Legitimidad institucional

Tras décadas de violencias extremas, la lección histórica es inocultable: deshumanizar al adversario termina por deshumanizar también a quien ejerce el poder. A lo largo del conflicto colombiano, múltiples actores armados han instrumentalizado los cuerpos, la humillación y el miedo para enviar mensajes de terror. Sin embargo, ese no puede convertirse jamás en el lenguaje oficial del Estado.

No debemos normalizar que los cuerpos de personas muertas hagan parte de la escenografía de una declaración pública. El poder de un Estado verdaderamente democrático no se mide únicamente por su capacidad de imponerse mediante el uso de la fuerza, sino por los símbolos y los valores con los que se presenta ante la sociedad. La verdadera autoridad institucional se afirma cuando se combate el crimen con absoluta decisión, pero conservando de forma intachable los límites que impone la Constitución y la humanidad.

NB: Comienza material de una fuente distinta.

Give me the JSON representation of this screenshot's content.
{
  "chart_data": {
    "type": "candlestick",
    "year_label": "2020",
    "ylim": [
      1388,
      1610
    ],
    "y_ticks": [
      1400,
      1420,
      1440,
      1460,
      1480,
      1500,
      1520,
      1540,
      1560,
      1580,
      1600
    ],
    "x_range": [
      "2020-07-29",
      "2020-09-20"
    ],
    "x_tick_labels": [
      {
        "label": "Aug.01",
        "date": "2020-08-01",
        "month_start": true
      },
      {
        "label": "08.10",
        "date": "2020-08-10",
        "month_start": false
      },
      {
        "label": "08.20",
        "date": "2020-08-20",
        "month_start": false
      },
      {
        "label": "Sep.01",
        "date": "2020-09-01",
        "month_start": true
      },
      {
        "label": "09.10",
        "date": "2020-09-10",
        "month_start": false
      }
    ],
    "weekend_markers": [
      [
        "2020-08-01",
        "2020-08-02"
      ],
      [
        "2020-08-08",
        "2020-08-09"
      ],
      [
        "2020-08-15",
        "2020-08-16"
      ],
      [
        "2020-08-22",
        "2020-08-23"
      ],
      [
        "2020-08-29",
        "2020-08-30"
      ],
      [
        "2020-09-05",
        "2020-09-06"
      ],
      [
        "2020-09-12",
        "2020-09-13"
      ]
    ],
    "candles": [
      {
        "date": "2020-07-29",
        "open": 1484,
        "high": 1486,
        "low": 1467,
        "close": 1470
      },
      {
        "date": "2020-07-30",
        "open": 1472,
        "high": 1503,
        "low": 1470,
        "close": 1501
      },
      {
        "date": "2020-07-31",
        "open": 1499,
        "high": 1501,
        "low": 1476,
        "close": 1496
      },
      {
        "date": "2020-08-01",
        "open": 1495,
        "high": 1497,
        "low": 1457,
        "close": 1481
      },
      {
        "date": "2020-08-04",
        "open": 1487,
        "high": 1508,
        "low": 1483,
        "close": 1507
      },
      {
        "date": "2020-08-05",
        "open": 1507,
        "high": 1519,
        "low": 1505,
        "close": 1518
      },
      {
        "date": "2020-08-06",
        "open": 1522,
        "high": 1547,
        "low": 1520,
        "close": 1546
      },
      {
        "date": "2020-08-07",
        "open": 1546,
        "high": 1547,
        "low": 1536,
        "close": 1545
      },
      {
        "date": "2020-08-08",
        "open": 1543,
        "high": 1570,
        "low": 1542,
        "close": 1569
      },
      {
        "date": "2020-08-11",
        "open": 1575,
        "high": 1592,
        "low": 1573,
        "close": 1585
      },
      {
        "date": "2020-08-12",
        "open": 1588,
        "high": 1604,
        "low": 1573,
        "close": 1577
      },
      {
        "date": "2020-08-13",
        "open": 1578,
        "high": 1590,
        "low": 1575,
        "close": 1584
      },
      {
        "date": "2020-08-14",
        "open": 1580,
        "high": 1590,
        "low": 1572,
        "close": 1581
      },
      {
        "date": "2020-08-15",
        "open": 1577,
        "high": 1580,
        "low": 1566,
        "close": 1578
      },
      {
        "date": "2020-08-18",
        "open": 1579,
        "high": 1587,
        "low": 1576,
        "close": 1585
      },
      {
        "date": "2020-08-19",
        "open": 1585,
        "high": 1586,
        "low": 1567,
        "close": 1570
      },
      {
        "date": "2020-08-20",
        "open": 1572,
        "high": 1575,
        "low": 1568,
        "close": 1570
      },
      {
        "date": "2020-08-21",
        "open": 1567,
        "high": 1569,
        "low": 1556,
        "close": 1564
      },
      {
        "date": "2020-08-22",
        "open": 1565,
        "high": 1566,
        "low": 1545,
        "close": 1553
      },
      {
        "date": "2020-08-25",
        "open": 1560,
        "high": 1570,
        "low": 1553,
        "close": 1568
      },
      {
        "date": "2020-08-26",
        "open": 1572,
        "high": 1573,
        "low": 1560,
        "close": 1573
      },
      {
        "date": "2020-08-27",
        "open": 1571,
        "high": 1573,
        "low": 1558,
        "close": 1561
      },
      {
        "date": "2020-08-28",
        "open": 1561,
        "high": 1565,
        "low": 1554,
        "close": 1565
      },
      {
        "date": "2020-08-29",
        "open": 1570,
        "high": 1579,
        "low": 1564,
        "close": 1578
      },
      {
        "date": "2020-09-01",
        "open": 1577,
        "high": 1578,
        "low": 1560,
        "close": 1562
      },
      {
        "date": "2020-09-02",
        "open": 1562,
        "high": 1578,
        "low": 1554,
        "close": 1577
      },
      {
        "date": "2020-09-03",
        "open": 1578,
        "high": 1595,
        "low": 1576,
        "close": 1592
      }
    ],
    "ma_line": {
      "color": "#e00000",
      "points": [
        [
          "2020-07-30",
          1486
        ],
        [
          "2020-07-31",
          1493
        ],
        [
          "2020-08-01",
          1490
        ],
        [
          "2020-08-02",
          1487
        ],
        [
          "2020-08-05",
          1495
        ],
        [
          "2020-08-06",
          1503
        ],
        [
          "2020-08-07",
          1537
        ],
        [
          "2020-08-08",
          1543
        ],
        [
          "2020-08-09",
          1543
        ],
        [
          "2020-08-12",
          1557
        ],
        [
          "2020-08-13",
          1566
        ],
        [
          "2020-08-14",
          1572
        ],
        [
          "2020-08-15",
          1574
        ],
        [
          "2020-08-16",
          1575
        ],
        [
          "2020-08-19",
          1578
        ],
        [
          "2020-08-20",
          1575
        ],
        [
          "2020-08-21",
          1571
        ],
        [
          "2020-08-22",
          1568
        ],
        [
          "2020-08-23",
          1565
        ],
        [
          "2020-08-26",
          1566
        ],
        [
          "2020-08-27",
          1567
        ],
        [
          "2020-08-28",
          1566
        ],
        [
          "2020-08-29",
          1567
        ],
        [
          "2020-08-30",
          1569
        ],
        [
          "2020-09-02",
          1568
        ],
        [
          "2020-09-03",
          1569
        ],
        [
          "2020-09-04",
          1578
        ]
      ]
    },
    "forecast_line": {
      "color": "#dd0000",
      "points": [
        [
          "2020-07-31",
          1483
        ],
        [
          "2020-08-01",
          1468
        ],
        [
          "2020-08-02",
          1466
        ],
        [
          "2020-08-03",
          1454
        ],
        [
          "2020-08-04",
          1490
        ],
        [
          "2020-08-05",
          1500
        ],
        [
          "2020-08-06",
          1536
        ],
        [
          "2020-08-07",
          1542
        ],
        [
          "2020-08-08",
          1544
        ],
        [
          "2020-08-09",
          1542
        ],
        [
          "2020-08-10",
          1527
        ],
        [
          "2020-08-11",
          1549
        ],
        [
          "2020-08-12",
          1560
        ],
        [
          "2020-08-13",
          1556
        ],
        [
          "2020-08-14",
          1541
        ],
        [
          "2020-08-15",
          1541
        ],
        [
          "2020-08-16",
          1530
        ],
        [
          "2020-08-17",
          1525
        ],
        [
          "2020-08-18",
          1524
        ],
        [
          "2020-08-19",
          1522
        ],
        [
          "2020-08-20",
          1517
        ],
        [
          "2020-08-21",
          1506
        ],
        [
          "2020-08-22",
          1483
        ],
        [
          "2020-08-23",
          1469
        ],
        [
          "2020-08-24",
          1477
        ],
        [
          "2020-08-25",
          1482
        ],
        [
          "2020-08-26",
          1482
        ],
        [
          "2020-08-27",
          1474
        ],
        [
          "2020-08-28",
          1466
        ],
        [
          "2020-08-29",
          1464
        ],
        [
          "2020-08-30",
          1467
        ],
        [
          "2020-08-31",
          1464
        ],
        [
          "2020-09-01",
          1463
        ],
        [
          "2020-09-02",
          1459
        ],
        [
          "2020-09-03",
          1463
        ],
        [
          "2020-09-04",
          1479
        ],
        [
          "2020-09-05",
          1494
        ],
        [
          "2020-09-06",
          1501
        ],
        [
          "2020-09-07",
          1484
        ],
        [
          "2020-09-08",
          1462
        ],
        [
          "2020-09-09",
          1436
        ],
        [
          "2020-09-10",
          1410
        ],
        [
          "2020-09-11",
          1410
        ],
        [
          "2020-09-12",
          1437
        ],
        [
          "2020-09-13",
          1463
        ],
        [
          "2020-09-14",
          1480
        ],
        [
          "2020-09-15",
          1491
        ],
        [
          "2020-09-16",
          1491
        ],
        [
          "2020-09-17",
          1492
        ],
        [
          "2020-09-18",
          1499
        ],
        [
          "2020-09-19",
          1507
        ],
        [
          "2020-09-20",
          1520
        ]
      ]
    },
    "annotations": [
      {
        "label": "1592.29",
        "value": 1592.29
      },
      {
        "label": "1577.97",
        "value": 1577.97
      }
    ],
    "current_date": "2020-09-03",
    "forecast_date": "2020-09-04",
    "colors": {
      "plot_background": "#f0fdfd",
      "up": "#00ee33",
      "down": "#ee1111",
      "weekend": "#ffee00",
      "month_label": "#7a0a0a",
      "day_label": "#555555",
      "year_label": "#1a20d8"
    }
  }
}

La contundencia militar contra las disidencias no justifica bajo ninguna circunstancia la degradación de los símbolos estatales ni de la dignidad humana. El Estado colombiano enfrenta el reto mayúsculo de garantizar justicia e imponer el orden sin descender al nivel de crueldad de los actores que busca desmantelar. Desde ENREDIJO Sistema de Medios Digitales, continuaremos analizando a fondo las dinámicas de nuestra política de seguridad, priorizando siempre la defensa inalienable de los derechos fundamentales.

Redactado con información publicada en el sitio oficial de la Defensoría del Pueblo de Colombia. La corrección se realizó con asistencia de inteligencia artificial.